Patrick R. MacQueen is one of the founders of MacQueen & Gottlieb, PLC.

2. Transfer process and approvals. In most cases, the underlying franchise agreement will expressly prohibit the sale of the franchise without the prior written approval of the franchisor. Because of this restriction, both buyer and seller must notify the franchisor of a potential sale as soon as possible. The buyer will want the franchisor to approve the proposed transaction and will want to know if there are any conditions attached to the approval.

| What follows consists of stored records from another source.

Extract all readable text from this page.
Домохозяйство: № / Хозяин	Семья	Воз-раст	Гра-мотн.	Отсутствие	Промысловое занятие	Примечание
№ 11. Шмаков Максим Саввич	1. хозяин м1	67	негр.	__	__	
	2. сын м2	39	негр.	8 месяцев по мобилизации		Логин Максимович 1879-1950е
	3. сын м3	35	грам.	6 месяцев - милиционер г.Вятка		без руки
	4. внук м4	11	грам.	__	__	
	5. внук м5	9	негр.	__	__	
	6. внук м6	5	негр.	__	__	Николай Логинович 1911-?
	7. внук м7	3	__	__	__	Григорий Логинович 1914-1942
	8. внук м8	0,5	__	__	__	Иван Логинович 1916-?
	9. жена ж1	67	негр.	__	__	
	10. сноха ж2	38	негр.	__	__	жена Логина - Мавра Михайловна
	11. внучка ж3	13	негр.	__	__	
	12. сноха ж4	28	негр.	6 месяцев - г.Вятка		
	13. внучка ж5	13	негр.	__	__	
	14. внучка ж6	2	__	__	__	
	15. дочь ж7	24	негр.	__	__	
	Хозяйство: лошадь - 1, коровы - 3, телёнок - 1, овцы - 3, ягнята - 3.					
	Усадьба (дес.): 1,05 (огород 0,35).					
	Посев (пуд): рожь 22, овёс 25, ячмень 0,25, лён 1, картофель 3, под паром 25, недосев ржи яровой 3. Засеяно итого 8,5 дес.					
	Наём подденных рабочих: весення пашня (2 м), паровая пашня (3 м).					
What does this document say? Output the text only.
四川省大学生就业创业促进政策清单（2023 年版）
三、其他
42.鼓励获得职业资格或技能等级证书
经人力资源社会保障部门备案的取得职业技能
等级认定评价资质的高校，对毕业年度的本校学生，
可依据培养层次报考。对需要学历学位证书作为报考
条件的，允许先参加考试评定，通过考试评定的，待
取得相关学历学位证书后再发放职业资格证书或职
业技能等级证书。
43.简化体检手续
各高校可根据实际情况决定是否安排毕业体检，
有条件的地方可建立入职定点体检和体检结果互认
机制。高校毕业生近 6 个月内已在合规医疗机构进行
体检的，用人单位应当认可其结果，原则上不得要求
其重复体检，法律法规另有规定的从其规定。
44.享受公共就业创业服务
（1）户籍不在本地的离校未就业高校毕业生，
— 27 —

Most franchise agreements provide a process that the parties must follow for the sale of the franchise.

3. Fresh. Most franchise agreements require payment to the franchisor for the transfer to occur. The buyer and seller must agree on who will pay the transfer costs.

4. The franchise contract. Most franchisors require buyers to perform the then-current form of the franchise agreement, rather than allowing the buyer to simply assume the existing franchise agreement. The buyer will need to review both agreements and understand the differences between the two agreements. Often times, the buyer will not have much influence in negotiating the franchise agreement, but the buyer should understand the terms of the existing franchise agreement and be aware of the new terms that the buyer must now agree to.

5. The leases and the duration of the franchise. Often times, the remaining term of the franchise agreement and the remaining term of the existing lease are incompatible. For example, if the franchise agreement has a term of 10 years, but the existing lease is only 3 years old, it is imperative that the buyer obtains a lease extension corresponding to the term of the franchise agreement.

Real estate franchises are everywhere and are a very popular way to enter the industry. Like other franchises, a franchisor authorizes the use of its name to the franchisee in exchange for a royalty. These “fees” are typically a percentage of the franchisee’s property closures, among other fees. If you are purchasing an existing real estate franchise, you will want to consider the non-exclusive list of items mentioned above.

If you have for any further questions on real estate, franchising or business law, please feel free to email me at [email protected]. I look forward to hearing from you!

Patrick R. MacQueen is one of the founders of MacQueen & Gottlieb, PLC.